Mr Kagwe told the senators that lack of trust by USAid in the Kemsa management was the main cause of the stalemate.
The Ministry of Health and the donors have since formed a committee to look into issues surrounding the agency, though it might take a while before a solution is arrived at since the CS indicated his efforts to restructure the agency were being delayed by prosecution agencies.
“Right now there is very little I can do, the agencies are still doing their work and no one has been prosecuted. We are hoping that very soon we are going to see a change in the whole system. We want to see individuals being prosecuted. We need to move with speed,” he said.

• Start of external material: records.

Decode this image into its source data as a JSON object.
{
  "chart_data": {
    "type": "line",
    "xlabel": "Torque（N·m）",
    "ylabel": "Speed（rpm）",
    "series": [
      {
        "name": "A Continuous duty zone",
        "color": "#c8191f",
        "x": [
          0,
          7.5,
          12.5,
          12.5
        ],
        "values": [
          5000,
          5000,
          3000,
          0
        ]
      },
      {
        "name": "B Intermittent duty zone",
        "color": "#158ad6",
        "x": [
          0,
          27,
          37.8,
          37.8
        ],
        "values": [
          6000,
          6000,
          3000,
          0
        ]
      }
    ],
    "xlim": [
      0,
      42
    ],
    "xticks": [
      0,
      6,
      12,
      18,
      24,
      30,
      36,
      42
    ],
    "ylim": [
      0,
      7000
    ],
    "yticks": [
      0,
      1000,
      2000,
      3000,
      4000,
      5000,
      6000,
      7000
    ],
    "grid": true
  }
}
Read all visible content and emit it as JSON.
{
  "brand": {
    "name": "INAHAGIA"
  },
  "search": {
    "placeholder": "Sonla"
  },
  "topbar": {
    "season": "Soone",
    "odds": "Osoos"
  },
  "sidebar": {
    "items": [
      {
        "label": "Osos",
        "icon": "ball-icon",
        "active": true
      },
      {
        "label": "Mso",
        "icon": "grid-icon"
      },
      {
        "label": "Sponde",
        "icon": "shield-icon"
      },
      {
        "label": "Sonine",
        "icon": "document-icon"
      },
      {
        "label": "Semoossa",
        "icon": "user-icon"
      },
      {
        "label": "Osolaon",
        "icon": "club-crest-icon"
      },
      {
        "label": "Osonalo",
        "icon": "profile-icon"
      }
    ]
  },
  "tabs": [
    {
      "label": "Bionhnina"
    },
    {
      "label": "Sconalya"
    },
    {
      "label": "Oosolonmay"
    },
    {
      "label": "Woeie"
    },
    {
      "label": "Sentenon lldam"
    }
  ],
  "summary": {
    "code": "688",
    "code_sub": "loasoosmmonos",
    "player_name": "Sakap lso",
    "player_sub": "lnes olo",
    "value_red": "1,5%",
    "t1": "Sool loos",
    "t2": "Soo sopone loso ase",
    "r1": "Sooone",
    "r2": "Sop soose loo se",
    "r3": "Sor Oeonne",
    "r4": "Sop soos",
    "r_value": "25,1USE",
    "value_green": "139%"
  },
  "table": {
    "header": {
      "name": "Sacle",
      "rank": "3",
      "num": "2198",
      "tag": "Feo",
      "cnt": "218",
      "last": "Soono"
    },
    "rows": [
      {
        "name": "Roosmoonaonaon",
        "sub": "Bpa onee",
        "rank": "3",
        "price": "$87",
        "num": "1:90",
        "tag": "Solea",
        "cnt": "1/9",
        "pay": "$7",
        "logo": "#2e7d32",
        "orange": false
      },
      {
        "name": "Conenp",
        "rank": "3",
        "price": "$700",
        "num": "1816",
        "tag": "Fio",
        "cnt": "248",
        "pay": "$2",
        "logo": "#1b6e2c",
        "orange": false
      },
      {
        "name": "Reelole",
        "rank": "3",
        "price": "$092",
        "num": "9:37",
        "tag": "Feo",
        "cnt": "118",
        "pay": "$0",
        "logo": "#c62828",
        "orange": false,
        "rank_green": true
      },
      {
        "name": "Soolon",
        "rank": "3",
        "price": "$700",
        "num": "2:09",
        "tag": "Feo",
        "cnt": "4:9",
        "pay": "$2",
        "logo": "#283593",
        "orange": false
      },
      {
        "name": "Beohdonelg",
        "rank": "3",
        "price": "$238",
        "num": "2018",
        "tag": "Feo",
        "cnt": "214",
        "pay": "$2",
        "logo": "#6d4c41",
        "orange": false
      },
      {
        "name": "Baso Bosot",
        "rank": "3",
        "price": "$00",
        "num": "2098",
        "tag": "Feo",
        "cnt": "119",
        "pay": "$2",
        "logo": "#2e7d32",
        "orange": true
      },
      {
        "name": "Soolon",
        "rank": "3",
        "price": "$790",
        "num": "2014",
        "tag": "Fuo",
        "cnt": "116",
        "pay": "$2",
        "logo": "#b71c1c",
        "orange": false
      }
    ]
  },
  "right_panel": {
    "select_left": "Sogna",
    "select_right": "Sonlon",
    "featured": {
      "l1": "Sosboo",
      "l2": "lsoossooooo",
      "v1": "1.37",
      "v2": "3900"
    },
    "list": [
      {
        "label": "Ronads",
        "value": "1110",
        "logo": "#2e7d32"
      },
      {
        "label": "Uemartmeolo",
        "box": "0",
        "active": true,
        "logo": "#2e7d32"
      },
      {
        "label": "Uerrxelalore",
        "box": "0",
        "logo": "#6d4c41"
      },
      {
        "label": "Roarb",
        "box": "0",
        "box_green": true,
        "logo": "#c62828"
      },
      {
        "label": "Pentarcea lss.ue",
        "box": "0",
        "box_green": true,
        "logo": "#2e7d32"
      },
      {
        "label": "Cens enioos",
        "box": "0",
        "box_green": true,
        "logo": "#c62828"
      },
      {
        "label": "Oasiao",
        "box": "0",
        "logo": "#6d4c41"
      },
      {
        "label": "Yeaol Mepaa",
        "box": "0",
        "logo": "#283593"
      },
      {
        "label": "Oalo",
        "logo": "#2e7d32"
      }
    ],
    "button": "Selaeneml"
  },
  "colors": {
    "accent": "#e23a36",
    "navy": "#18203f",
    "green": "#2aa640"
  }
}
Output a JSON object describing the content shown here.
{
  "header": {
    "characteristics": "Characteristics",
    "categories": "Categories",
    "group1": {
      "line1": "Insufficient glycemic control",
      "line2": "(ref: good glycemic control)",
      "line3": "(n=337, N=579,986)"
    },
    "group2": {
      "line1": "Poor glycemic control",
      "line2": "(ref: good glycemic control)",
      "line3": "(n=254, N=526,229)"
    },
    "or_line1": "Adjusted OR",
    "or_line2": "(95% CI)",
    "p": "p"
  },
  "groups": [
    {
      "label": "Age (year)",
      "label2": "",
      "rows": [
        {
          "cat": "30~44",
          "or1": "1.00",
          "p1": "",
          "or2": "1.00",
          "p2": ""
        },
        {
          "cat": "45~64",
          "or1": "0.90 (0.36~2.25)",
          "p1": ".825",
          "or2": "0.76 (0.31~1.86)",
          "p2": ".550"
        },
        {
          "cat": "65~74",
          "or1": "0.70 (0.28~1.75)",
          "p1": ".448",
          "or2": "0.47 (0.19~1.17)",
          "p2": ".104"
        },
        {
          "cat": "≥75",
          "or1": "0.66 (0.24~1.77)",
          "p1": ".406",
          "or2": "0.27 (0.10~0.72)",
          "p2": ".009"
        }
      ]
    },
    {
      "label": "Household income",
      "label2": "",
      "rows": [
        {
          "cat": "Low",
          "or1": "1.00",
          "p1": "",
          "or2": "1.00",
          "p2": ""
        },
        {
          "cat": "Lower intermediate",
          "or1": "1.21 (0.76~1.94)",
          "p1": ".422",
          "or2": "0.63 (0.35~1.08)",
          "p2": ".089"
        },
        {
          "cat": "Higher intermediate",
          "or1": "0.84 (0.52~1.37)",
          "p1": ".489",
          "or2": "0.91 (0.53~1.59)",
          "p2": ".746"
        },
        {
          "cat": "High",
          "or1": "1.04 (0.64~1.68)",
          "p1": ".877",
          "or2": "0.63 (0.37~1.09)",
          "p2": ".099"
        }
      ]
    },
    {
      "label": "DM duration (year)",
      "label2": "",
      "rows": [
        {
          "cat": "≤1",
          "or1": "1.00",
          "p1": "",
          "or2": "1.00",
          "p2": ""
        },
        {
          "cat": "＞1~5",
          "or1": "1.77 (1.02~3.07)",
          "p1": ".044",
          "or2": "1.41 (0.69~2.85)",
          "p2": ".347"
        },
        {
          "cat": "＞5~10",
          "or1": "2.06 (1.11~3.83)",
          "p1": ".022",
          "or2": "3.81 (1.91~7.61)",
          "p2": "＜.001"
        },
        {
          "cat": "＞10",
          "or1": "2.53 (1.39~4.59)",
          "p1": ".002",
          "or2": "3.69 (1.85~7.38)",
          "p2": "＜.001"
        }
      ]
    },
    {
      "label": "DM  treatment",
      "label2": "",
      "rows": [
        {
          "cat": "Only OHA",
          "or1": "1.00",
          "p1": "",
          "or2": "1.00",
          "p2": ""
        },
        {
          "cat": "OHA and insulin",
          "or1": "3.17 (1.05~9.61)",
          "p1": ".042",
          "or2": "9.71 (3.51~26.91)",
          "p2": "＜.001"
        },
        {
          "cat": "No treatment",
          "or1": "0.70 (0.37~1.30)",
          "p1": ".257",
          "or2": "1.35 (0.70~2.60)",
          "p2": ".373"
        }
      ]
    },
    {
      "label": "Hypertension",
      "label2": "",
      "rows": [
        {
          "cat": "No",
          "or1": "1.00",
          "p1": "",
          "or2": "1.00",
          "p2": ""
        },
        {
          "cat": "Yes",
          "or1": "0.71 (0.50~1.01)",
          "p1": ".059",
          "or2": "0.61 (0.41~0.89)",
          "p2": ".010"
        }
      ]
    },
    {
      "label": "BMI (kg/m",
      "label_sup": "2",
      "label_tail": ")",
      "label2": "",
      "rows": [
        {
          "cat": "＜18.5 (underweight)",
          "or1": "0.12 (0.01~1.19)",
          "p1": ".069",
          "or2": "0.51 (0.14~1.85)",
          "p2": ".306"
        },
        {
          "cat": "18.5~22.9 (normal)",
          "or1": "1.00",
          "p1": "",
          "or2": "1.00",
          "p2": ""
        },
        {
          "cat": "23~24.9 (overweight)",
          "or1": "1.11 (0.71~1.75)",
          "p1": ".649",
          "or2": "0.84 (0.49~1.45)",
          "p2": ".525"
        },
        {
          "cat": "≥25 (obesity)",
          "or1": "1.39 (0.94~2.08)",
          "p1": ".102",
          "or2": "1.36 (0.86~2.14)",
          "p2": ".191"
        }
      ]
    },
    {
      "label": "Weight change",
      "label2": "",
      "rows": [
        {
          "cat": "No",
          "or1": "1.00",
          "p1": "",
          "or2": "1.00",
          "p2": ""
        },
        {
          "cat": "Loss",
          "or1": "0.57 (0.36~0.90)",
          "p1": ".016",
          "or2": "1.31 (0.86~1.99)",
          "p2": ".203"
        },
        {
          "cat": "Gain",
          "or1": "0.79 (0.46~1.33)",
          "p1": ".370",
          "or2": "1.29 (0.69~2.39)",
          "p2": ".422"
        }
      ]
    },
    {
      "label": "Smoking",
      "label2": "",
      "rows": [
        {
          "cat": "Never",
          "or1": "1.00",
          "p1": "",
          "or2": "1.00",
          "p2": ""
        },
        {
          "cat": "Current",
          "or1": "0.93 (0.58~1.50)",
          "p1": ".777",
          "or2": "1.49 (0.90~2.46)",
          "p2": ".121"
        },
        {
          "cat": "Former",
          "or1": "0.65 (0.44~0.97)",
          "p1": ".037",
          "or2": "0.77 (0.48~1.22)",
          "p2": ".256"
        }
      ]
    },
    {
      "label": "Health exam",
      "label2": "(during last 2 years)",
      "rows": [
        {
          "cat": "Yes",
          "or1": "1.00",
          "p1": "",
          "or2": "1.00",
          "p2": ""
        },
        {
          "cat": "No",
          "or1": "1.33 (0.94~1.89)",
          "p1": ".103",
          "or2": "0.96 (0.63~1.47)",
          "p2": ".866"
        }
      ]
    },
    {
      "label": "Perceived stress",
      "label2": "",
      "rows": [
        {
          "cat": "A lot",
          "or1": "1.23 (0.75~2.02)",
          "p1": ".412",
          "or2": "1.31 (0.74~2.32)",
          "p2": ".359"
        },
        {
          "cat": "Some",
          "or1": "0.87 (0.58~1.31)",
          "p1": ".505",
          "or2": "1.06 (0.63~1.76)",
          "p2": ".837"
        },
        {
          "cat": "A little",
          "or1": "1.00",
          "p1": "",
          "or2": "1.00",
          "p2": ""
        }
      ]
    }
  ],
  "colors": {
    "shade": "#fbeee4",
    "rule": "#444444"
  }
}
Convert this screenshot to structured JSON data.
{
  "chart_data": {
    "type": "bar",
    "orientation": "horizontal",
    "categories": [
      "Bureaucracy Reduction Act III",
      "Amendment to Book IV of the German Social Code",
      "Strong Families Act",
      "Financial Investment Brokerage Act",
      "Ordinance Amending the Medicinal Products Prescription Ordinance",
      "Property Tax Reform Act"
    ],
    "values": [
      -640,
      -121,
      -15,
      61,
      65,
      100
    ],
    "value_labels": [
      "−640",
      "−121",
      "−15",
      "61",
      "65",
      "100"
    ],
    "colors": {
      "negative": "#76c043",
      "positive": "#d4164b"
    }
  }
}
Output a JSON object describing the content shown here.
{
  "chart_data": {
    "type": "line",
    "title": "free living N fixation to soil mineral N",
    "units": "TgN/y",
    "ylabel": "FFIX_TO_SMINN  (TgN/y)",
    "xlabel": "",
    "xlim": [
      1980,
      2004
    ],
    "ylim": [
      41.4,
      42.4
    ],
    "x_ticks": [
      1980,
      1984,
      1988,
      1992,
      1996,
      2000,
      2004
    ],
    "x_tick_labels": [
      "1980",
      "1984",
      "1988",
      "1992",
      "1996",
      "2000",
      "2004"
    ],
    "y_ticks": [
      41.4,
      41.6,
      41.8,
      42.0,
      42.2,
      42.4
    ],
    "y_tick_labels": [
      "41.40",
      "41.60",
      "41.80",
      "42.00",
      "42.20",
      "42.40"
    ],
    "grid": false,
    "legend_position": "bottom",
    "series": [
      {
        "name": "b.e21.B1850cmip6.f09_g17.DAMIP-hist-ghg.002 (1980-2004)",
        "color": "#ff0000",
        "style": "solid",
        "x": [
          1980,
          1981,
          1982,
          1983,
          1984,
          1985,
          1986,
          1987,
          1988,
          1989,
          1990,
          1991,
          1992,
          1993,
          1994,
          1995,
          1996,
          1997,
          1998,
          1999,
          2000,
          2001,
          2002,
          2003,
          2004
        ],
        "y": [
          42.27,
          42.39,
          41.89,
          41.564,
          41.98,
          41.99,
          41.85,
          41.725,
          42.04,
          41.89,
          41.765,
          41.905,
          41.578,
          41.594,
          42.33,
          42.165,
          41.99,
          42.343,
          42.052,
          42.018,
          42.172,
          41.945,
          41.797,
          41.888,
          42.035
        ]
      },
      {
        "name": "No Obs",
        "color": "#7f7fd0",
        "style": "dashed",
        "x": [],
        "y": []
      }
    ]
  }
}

However, the donors have insisted that before everything is put in order, they will use the third party and not Kemsa. This has since caused tension between the two entities, with the government insisting it will not sign a contract with the said third party.
Mr Kagwe said the ministry is not going to sign any contract with an organisation they know nothing about to bring drugs into the country, unless the donor does that and takes care of the tax issues.
“We do not want to work with that private company, as it has several accusations from other countries. Should the donors continue engaging them, then it has to be their issue and the Kenyan government is not going to be part of their deals,” Mr Kagwe said.
This leaves the fate of future donations in limbo, as there is likely to be a stalemate on who should pay taxes every time the consignments are brought.
This will definitely have a negative impact on the lives of 1.5 million Kenyans who depend on the drugs.
Mr Kagwe had earlier indicated the tiff with the donors had been resolved and drugs released to the counties.
However, USAid confirmed to the Nation they had not resolved any issue with the government.
“It is important to clarify the medications referred to in parliamentary testimony are actually from another donor – Global Fund – and not from USAID. As the largest contributor to the Global Fund, the United States is proud that we can once again help the people of Kenya. The donation from the American people through USAID of medications and medical supplies that were stuck at Mombasa port remain in USAID’s possession until our deliberations conclude,” the US embassy spokesperson told the Nation.
Stuck at the port, as per the documents, are 258,954 packs of Tenofovir, Lamivudine Dolutegravir (TLD).
The consignment arrived on January 18, after an application for import permits and approval of import declaration form were submitted on December 16, 2020 and resubmitted on January 5, 2021 by the appointed agent.
Before the stalemate, the donor was expected to list government agencies (Kemsa) and ministries (Ministry of Health) as consignees in order to qualify for duty and tax waivers. This means the consignment would have been sent to the Kenyan government, says the Pharmacy and Poisons Board.
Any importations through private firms do not qualify for special exemptions and are subject to the normal clearance procedure, which involves inspection at the port by the Kenya Bureau of Standards (Kebs) and imposition of taxes, including the railway development levy (RDL).